Structural Drivers Of Cash-To-GDP
Applying correlation - to be always applied with caution - one may actually observe a small negative correlation between the tax-to-GDP ratio and the CIC-to-GDP ratio.
There may be some truth to the assumption that higher tax compliance tends to reduce the CIC-to-GDP ratio. To that extent, efforts already underway such as the implementation of the Goods and Services Tax (GST) would be beneficial.
Sweeping statements are avoidable since Brazil, India, Canada and the U.S. have a comparable tax-to-GDP ratio but divergent CIC-to-GDP ratios.

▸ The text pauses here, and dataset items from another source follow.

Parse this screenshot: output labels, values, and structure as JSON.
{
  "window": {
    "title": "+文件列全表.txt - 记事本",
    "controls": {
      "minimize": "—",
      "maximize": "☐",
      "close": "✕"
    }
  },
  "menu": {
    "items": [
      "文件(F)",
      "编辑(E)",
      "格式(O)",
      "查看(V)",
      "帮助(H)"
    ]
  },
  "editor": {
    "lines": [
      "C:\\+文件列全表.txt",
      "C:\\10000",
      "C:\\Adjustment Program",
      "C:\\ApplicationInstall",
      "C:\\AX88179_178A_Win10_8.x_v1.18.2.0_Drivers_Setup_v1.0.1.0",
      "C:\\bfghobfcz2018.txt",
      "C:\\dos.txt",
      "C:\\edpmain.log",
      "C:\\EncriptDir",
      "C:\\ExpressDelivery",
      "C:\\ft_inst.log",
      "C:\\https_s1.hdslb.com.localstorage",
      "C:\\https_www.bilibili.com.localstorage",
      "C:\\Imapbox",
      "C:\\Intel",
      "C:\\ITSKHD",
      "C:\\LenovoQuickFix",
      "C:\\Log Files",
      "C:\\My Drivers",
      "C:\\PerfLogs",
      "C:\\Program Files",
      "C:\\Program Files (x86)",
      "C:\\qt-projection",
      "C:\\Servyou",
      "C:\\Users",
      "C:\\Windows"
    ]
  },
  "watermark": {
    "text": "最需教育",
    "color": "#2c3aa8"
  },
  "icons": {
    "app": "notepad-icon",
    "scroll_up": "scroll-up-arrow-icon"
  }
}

Another driver of CIC-to-GDP may be penetration of payment institutions and bank branches. The steps India has taken in the last couple of years on financial inclusion and improving the payment infrastructure, given time, may have been beneficial is in bringing down the ratio.
The point here is that the CIC-to-GDP ratio, by itself, may be of limited significance. A lowering of that ratio may be associated with improving structural features of the economy, such as improved tax compliance and financial inclusion. Such structural improvement takes time. This ratio may also be driven by social and cultural aspects. As such, attempts to reduce the CIC-to-GDP ratio by merely reducing currency in circulation without the necessary structural reforms may have unintended consequences.

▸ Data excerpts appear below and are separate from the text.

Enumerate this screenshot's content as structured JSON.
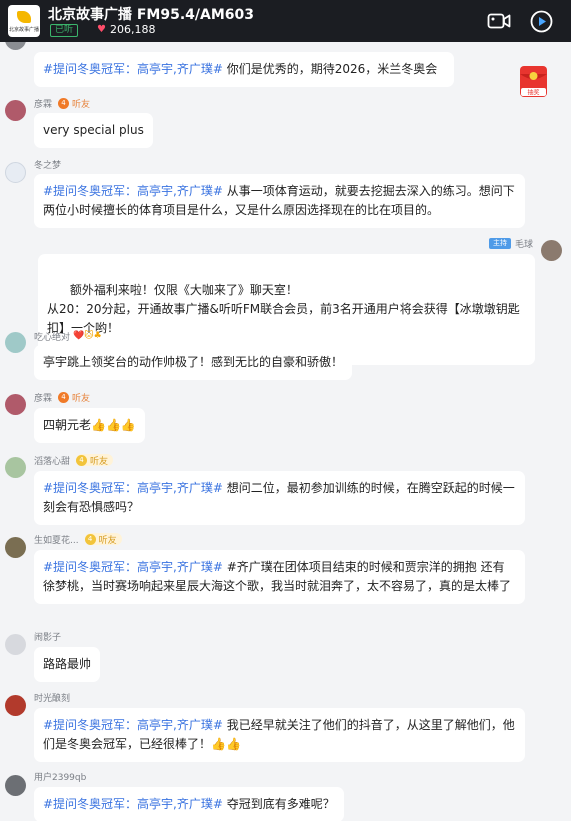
{
  "header": {
    "title": "北京故事广播 FM95.4/AM603",
    "status": "已听",
    "fans": "206,188",
    "logo_text": "北京故事广播"
  },
  "floating": {
    "lottery_label": "抽奖"
  },
  "messages": [
    {
      "user": "",
      "level": "",
      "parts": [
        {
          "t": "tag",
          "v": "#提问冬奥冠军：高亭宇,齐广璞#"
        },
        {
          "t": "text",
          "v": " 你们是优秀的，期待2026，米兰冬奥会"
        }
      ]
    },
    {
      "user": "彦霖",
      "level": "听友",
      "parts": [
        {
          "t": "text",
          "v": "very special plus"
        }
      ]
    },
    {
      "user": "冬之梦",
      "level": "",
      "parts": [
        {
          "t": "tag",
          "v": "#提问冬奥冠军：高亭宇,齐广璞#"
        },
        {
          "t": "text",
          "v": " 从事一项体育运动，就要去挖掘去深入的练习。想问下两位小时候擅长的体育项目是什么，又是什么原因选择现在的比在项目的。"
        }
      ]
    },
    {
      "user": "毛球",
      "level": "主持",
      "parts": [
        {
          "t": "text",
          "v": "额外福利来啦！仅限《大咖来了》聊天室！\n从20：20分起，开通故事广播&听听FM联合会员，前3名开通用户将会获得【冰墩墩钥匙扣】一个哟！"
        }
      ]
    },
    {
      "user": "吃心绝对",
      "level": "",
      "parts": [
        {
          "t": "text",
          "v": "亭宇跳上领奖台的动作帅极了！感到无比的自豪和骄傲！"
        }
      ]
    },
    {
      "user": "彦霖",
      "level": "听友",
      "parts": [
        {
          "t": "text",
          "v": "四朝元老"
        },
        {
          "t": "emoji",
          "v": "👍👍👍"
        }
      ]
    },
    {
      "user": "滔落心甜",
      "level": "听友",
      "parts": [
        {
          "t": "tag",
          "v": "#提问冬奥冠军：高亭宇,齐广璞#"
        },
        {
          "t": "text",
          "v": " 想问二位，最初参加训练的时候，在腾空跃起的时候一刻会有恐惧感吗？"
        }
      ]
    },
    {
      "user": "生如夏花...",
      "level": "听友",
      "parts": [
        {
          "t": "tag",
          "v": "#提问冬奥冠军：高亭宇,齐广璞#"
        },
        {
          "t": "text",
          "v": " #齐广璞在团体项目结束的时候和贾宗洋的拥抱 还有徐梦桃，当时赛场响起来星辰大海这个歌，我当时就泪奔了，太不容易了，真的是太棒了"
        }
      ]
    },
    {
      "user": "闹影子",
      "level": "",
      "parts": [
        {
          "t": "text",
          "v": "路路最帅"
        }
      ]
    },
    {
      "user": "时光酿刻",
      "level": "",
      "parts": [
        {
          "t": "tag",
          "v": "#提问冬奥冠军：高亭宇,齐广璞#"
        },
        {
          "t": "text",
          "v": " 我已经早就关注了他们的抖音了，从这里了解他们，他们是冬奥会冠军，已经很棒了！"
        },
        {
          "t": "emoji",
          "v": "👍👍"
        }
      ]
    },
    {
      "user": "用户2399qb",
      "level": "",
      "parts": [
        {
          "t": "tag",
          "v": "#提问冬奥冠军：高亭宇,齐广璞#"
        },
        {
          "t": "text",
          "v": " 夺冠到底有多难呢？"
        }
      ]
    }
  ],
  "level_icons": {
    "fan": "4"
  },
  "colors": {
    "tag": "#3a73e0",
    "topbar": "#1b1d22",
    "level": "#e7823a",
    "status": "#3bb56c"
  }
}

Demonetisation’s biggest benefit may be in terms of the message it sends out to tax evaders which says that bold steps could be taken to widen the tax net. The country would be supportive of such measures despite the pain. But suggesting that reducing the CIC-to-GDP ratio through demonetisation would help that process is akin to suggesting that liposuction is a solution for medical obesity.
Deep Narayan Mukherjee is a financial services professional and visiting faculty of finance at IIM Calcutta.
The views expressed here are those of the author’s and do not necessarily represent the views of BloombergQuint or its editorial team.